The old scheme used HTTP query strings, in that ugly sort of techie way you’ve seen many times; for example:
http://lgf.com/weblog/?entry=29585_Windows&only
This would show an LGF front page entry on its own page, without the reader comments. After the revamp, this URL becomes:
http://lgf.com/article/29585_Windows
Isn’t that prettier? And it has the advantage of being easier for search engines to index, too.
To show an LGF page with reader comments, the URL would be:
http://lgf.com/article/29585_Windows/comments
To show a particular comment:
http://lgf.com/article/29585_Windows/comments/#c0053
Internally on the server, all of these new types of URLs are converted to their old style addresses with those ugly query strings, so none of the LGF code needed to change. Which is always good.
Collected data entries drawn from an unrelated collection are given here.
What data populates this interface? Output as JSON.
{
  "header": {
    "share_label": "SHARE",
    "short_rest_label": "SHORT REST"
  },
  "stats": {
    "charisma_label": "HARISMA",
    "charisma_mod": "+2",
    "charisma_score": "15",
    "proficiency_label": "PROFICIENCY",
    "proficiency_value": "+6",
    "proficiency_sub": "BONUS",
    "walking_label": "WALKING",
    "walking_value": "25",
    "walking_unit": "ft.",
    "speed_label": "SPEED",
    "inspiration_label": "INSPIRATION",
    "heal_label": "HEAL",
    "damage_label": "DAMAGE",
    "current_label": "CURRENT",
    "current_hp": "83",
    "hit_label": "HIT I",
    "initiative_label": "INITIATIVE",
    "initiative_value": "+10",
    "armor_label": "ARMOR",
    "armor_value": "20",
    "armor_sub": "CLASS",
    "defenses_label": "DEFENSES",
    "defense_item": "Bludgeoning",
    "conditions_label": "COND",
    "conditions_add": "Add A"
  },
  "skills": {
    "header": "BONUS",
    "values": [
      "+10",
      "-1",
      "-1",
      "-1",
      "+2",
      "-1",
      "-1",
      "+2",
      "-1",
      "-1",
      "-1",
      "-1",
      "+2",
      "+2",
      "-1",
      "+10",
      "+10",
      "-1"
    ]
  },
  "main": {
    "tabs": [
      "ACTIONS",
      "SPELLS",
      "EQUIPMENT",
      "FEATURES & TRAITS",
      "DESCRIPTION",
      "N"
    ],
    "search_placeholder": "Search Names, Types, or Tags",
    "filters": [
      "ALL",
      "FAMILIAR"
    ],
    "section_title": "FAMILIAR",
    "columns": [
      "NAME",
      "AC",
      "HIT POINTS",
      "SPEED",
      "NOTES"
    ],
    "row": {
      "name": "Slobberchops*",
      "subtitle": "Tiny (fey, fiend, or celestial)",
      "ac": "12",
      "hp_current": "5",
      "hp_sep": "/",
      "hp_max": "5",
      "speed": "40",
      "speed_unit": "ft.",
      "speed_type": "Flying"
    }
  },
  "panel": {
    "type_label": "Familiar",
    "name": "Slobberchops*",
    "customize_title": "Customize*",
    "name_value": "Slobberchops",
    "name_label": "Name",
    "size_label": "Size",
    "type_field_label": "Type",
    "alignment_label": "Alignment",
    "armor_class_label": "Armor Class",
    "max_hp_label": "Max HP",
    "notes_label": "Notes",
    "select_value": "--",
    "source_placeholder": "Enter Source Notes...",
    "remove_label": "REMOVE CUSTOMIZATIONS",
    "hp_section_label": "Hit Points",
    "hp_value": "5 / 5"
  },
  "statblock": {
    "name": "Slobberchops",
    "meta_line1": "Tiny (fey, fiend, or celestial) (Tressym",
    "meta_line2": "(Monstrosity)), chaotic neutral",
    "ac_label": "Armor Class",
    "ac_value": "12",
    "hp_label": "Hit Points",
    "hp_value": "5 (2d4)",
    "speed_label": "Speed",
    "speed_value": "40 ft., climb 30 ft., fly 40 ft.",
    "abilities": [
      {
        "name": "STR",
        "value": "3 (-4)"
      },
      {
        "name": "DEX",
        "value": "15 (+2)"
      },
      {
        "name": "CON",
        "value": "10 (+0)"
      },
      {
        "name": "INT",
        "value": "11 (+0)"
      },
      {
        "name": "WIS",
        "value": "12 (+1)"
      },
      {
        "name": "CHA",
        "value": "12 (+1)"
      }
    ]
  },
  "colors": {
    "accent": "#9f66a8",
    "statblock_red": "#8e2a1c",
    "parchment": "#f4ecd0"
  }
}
For the geeks in the crowd, here are the mod_rewrite rules that accomplish this feat of prestidigitation:
RewriteRule article/(.*)/comments/(.*) /weblog/?entry=$1$2
RewriteRule article/(.*)/comments/ /weblog/?entry=$1
RewriteRule article/(.*) /weblog/?entry=$1&only
UPDATE at 4/13/08 1:19:48 pm:
The Opera web browser wasn’t liking this new scheme, because it has a bug in the way it executes Ajax calls.
In a nutshell, I use the HTML <BASE> tag to set the base URL to our weblog folder, so that files referenced with a simple pathname (e.g. “logo.gif” instead of “http://lgf.com/weblog/logo.gif”) can be found when the above URL redirection scheme is used. Without the BASE tag, the browser requests those files from inside a nonexistent folder named /article/.
But Opera (including the latest version as of this writing) doesn’t properly pass the base URL to Javascript Ajax calls. Apparently they need a little bit better communication between their HTML and Javascript engines.
The fix was annoying but relatively easy: just change the Ajax calls to use absolute path references to their scripts.